Visited the ship in north wales with @woopashoopaa @vulex and @telf. great looking ship with some good graffitti. Lots of barbed wire and fences around the ship but managed to get to the ship but then we heard " your not supposed to be here" by the secca guy coming from his cabin. Did manage to get some pictures was a nice leisurely look around and nice scenery to be had.on with my history and pics....

On August 10th, 1979, a former Sealink passenger ferry called “The Duke of Lancaster" was beached at Llanerch-y-Mor in North Wales with the intention of turning it into a floating leisure and retail complex called The Fun Ship but the project never achieved it’s full potential due to many long running legal disputes with the local council.

Make no bones about it, until it was converted into a car ferry she was one of the finest vessels afloat at the time.

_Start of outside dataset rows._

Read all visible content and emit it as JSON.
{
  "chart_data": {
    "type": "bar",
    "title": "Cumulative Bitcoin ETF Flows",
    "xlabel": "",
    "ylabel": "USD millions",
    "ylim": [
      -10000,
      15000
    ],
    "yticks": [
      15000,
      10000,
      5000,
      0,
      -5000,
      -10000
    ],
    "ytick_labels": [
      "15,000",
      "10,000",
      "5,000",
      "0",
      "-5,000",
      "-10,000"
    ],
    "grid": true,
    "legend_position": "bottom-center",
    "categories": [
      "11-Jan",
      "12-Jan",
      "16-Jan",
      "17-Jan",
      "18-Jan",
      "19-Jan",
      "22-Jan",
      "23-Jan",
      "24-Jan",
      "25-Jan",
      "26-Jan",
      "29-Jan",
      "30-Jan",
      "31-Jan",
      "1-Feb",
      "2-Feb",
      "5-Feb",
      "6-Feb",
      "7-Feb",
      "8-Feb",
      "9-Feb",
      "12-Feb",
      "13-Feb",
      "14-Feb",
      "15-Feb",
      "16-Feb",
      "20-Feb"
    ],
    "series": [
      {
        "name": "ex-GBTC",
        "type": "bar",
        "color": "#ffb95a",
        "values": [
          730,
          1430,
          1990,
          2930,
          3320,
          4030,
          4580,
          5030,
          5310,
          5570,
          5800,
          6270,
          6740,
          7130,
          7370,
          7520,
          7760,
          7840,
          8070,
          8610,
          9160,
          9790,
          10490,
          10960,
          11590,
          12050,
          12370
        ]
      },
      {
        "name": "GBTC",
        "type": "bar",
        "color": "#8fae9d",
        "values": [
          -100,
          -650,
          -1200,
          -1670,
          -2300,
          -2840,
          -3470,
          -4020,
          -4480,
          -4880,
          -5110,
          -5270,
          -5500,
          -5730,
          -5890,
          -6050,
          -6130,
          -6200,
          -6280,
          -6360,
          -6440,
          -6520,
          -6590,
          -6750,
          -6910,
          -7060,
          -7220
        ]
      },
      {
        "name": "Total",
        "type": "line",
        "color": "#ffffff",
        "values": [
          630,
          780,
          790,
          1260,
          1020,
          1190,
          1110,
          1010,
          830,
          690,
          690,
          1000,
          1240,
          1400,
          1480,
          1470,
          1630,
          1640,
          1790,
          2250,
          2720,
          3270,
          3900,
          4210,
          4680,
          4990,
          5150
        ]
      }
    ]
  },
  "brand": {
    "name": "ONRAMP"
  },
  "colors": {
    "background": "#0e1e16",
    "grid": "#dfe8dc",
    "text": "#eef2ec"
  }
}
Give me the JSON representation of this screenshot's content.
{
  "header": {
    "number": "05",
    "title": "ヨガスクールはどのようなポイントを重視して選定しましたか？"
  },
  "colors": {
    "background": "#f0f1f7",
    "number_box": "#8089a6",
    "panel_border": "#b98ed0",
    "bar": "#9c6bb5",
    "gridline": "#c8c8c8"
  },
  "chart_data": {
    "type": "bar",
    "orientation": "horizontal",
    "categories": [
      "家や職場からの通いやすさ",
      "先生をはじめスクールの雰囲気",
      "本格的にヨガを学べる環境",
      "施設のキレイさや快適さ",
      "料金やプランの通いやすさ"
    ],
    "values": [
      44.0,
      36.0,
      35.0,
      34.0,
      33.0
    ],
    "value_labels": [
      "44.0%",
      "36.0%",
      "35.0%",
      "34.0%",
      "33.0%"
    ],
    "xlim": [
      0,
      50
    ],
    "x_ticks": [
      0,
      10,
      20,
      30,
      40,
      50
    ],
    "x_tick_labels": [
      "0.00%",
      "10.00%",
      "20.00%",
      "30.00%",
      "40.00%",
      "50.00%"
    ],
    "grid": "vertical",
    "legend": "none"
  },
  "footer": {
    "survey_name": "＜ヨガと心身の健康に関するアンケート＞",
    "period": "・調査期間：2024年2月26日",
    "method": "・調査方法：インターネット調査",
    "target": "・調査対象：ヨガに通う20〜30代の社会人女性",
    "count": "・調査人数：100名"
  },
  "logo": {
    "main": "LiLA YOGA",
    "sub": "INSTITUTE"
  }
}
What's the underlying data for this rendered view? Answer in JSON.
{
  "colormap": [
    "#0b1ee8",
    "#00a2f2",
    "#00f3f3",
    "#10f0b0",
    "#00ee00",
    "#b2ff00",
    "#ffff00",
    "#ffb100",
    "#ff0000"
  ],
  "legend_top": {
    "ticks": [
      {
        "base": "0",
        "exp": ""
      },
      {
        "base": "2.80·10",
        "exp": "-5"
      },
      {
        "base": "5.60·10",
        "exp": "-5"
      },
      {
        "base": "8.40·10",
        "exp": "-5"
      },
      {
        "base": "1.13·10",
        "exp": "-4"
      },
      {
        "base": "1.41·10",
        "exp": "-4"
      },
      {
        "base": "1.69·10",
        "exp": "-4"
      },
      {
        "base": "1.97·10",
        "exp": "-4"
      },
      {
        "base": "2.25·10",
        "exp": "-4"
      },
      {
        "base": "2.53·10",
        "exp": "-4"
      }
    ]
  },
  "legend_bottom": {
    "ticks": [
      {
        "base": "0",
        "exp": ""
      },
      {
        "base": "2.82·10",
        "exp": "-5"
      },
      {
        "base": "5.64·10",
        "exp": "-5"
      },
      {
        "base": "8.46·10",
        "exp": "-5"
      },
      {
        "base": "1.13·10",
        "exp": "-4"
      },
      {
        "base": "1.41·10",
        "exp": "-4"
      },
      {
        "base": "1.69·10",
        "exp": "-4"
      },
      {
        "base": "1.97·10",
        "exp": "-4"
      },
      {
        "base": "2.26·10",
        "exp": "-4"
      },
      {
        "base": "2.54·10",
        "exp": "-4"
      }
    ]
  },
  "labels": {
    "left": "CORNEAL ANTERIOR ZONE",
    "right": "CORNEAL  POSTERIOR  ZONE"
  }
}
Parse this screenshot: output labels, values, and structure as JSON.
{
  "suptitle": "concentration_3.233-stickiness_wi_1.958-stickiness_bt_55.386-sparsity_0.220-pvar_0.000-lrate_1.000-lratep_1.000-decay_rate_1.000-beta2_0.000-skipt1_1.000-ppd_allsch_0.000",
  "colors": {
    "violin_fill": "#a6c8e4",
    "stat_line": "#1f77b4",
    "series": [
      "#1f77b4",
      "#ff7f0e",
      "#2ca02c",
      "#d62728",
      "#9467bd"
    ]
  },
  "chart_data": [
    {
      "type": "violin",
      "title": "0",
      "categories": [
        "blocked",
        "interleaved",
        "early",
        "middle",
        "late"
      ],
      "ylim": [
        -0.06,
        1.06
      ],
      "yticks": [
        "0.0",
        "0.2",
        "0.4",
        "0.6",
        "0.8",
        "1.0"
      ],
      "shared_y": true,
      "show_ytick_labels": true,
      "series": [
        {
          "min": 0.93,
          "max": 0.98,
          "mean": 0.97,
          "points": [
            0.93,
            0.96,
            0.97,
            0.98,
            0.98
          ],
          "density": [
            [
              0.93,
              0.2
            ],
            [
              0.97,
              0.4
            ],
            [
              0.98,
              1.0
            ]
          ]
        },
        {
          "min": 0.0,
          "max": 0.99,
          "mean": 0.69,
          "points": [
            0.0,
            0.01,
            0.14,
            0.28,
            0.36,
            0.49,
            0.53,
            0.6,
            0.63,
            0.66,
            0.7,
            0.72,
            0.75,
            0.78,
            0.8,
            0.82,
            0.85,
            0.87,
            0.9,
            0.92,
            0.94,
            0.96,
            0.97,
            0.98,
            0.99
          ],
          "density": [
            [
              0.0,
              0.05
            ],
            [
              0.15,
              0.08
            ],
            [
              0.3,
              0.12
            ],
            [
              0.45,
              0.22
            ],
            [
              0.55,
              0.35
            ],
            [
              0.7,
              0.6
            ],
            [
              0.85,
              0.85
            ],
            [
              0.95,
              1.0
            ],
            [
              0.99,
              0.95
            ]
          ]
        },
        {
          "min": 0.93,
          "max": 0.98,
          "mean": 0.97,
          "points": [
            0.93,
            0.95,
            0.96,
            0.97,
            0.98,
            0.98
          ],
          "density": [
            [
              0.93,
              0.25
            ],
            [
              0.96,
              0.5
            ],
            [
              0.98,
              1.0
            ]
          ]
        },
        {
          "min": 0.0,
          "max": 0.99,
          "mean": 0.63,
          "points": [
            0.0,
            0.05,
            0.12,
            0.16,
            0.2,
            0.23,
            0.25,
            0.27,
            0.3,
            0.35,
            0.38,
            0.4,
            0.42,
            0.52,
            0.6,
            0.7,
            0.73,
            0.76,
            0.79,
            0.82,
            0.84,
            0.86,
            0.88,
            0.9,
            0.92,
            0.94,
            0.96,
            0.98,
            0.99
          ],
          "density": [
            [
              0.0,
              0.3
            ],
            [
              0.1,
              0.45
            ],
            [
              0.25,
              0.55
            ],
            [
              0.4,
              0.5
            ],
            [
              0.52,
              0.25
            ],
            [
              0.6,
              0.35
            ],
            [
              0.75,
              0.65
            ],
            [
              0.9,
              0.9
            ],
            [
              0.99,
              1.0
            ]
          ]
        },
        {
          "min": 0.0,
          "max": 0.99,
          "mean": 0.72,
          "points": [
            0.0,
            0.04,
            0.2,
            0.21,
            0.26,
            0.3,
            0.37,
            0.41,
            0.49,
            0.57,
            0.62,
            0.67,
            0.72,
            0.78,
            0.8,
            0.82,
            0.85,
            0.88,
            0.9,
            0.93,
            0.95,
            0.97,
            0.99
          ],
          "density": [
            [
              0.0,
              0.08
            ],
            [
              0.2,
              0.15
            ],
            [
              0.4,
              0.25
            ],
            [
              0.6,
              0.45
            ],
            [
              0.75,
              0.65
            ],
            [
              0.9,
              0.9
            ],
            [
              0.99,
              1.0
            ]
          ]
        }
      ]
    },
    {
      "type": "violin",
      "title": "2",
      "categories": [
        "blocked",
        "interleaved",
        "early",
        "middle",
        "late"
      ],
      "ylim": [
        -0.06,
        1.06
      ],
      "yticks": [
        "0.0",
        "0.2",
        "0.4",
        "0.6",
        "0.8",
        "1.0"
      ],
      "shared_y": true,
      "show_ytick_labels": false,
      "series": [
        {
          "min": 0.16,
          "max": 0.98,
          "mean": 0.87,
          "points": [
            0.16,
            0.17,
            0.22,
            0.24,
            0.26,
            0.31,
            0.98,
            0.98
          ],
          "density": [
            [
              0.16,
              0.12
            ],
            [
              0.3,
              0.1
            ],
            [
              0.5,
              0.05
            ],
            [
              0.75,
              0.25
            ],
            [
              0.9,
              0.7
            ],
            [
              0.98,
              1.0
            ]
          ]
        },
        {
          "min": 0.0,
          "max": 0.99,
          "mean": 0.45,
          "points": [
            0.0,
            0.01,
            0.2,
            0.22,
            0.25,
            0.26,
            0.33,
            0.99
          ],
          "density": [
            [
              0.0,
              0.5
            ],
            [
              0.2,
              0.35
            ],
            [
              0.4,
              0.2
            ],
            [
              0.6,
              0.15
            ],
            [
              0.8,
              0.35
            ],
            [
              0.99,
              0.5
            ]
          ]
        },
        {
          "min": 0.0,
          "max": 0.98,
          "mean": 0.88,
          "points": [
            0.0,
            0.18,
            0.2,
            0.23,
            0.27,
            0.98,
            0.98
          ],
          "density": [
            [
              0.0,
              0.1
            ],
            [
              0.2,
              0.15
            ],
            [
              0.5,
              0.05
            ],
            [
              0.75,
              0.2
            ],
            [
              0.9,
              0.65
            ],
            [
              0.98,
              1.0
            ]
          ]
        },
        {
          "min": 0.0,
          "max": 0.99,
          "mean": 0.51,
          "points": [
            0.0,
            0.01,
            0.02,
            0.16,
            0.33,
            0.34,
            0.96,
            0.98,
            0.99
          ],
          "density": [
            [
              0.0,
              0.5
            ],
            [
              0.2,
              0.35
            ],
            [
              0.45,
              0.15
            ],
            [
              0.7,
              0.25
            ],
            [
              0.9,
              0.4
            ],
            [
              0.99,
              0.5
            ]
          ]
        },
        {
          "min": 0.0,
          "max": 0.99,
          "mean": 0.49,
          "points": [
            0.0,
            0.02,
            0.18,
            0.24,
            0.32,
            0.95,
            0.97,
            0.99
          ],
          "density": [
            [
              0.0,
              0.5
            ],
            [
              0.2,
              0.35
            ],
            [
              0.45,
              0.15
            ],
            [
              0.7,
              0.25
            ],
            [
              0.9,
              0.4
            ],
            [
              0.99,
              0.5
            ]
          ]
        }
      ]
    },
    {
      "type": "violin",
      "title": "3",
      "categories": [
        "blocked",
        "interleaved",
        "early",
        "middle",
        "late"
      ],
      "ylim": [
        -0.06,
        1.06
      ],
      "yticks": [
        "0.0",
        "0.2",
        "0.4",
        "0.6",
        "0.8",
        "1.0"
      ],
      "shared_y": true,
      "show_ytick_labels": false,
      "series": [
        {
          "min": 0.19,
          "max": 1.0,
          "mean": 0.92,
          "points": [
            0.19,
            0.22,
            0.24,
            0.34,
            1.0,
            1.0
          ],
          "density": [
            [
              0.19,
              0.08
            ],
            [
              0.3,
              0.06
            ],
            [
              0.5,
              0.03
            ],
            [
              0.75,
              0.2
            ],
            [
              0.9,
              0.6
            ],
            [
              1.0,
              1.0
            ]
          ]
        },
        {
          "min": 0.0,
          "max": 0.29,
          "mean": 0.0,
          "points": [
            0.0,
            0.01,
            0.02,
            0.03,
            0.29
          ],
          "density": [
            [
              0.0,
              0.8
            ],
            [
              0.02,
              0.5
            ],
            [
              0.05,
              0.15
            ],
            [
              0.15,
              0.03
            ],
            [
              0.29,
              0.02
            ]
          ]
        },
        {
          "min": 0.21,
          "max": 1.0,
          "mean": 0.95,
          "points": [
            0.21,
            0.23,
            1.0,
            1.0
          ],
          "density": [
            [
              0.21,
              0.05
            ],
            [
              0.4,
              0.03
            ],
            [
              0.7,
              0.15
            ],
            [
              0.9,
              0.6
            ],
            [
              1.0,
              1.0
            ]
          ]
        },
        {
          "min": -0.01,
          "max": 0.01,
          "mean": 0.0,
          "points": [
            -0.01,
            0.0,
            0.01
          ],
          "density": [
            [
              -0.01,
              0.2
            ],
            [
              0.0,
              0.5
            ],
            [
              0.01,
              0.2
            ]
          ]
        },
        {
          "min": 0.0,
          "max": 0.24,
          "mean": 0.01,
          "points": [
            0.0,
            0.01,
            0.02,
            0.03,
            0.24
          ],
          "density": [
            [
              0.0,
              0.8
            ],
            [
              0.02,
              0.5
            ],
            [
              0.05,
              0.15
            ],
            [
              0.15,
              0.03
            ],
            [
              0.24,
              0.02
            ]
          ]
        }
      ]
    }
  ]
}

The first class quarters in the late fifties and early sixties were the best around, silver service restaurants, state rooms and luxurious cabins. In fact, the facilities and the accommodation on board Lancaster were so good she was frequently taken out of her usual ferry service and used as a cruise liner with frequent annual cruises around Scotland, Scandinavia and the Mediterranean.


----------



## smiler (Nov 8, 2015)

You Nailed That, I loved it, Thanks


----------



## Telf. (Nov 8, 2015)

Brilliant set there Lavino, it was a good day out. :yes:


----------



## Lavino (Nov 9, 2015)

Telf. said:


> Brilliant set there Lavino, it was a good day out. :yes:



It certainly was a good day. Wouldn't have minded getting onboard for a closer look. Tho I think that might prove a little tricky...


----------



## mockney reject (Nov 9, 2015)

Thats pretty awesome, they love a bit of razor wire I see lol


----------



## Lavino (Nov 9, 2015)

Not very clever these Welsh lol just need to go when the tides out


----------



## flyboys90 (Nov 9, 2015)

Great photography,thanks for sharing.


----------



## UrbanX (Nov 10, 2015)

Nice one! Certainly a bit different!


----------



## The Wombat (Nov 10, 2015)

Everyone seems to get busted here
nice set of shots


----------



## Sshhhh... (Nov 14, 2015)

I have viewed this from the footpath only as the security man clocked us, very impressive indeed


----------



## Telf. (Nov 14, 2015)

Sshhhh... said:


> I have viewed this from the footpath only as the security man clocked us, very impressive indeed



I think he was catching some sleep until we got nr his caravan, tbh I thought the caravan was empty at first. Lol


----------



## fluffy5518 (Nov 15, 2015)

Telf. said:


> I think he was catching some sleep until we got nr his caravan, tbh I thought the caravan was empty at first. Lol



Thought you said 'catching some SHEEP' at first glance !! Another potentially entertaining evening ruined ..... !
Good report mate !! Remember really bad stories of this location a few years back reguarding 'security' !!


----------



## Cowieb (Nov 19, 2015)

Very interesting love the artwork lol


----------